Джек пришёл в себя странно. Руки, разведенные в стороны, не двигались. Ноги были стиснуты. Мир в багровой дымке остановился рамками одного кадра. Он увидел Эмму, которую несли двое «кормильцев», увидел маму, смотрящую на него снизу вверх, приставив ладонь к глазам козырьком. И какой-то долговязый парень стоял с мамой и улыбался. Он. Сам. Стоял рядом с мамой. Такой же, как он.
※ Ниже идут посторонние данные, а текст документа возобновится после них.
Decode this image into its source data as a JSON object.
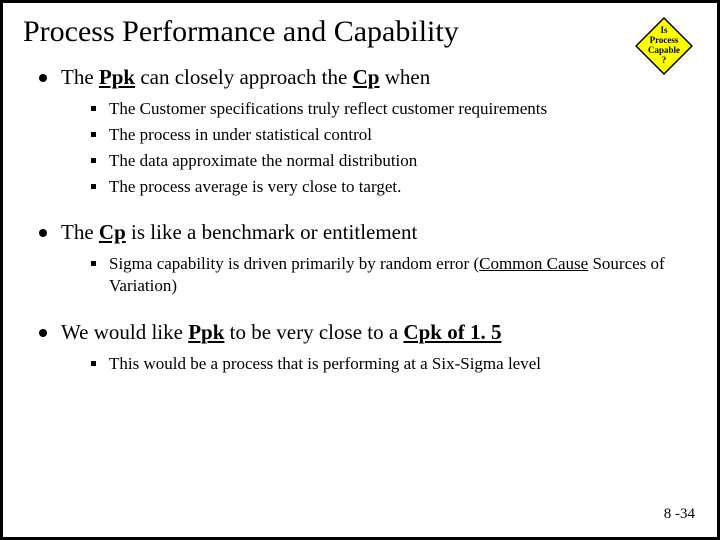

Потом повернулся, подошёл ближе, почти вплотную, посмотрел чёрными, без белков, глазами и, ухмыльнувшись, надел на голову Джеку пустую тыкву. «Поднимайте», — сказал он кому-то, и Джек закачался и почувствовал, что земля стала дальше.
«Было мне его жалко? Наверное, да. Такое несчастное было у него лицо, такое непонимающее. И весь он был жалкий, слабый, как кролик, судьба которого убегать, путая следы, таиться, ускользать… Чтобы управлять этим миром и драться с ним на равных, нужно было попрощаться с этими эмоциями, полутонами, случайностями и дурацкими свободами. Попрощаться с играми, сочувствием и слабостью. Надевая ему тыкву на голову, я поймал этот взгляд. Он продолжал бояться и хотел спрятаться. Значит, всё правильно. Теперь он здесь, где безопасно, и убегать больше не надо. Всё, что он мог — это стоять и смотреть, не вмешиваясь. Теперь он может это делать сколько угодно»…
Таня собирала футболки и джинсы по всей квартире. Саша вечно их разбрасывал, да ещё и прятал периодически то в шкаф, то под кровать. Переезжая в Москву, они многое ещё не успели разобрать, и она делала это постепенно, доставая, стирая, вешая в шкаф. Сегодня в кладовке она обнаружила тяжёлый пакет, из которого вытряхнула свои грязные джинсы, которые пропали ещё полгода назад, перепачканную бурым рубашку и два Сашкиных ролевых пистолета. Пистолеты взвесила в руках, прицелилась в зеркало. Нажала собачку. Железка нажалась мягко и не отщёлкнулась обратно. Ну такое… Хотя смотрелись они достоверно и страшновато. «Убрать надо куда-то, не ровён час напугает он ими кого-нибудь до усрачки», — подумала Таня, машинально проверяя карманы джинсов, прежде чем бросить их в корзину для стирки.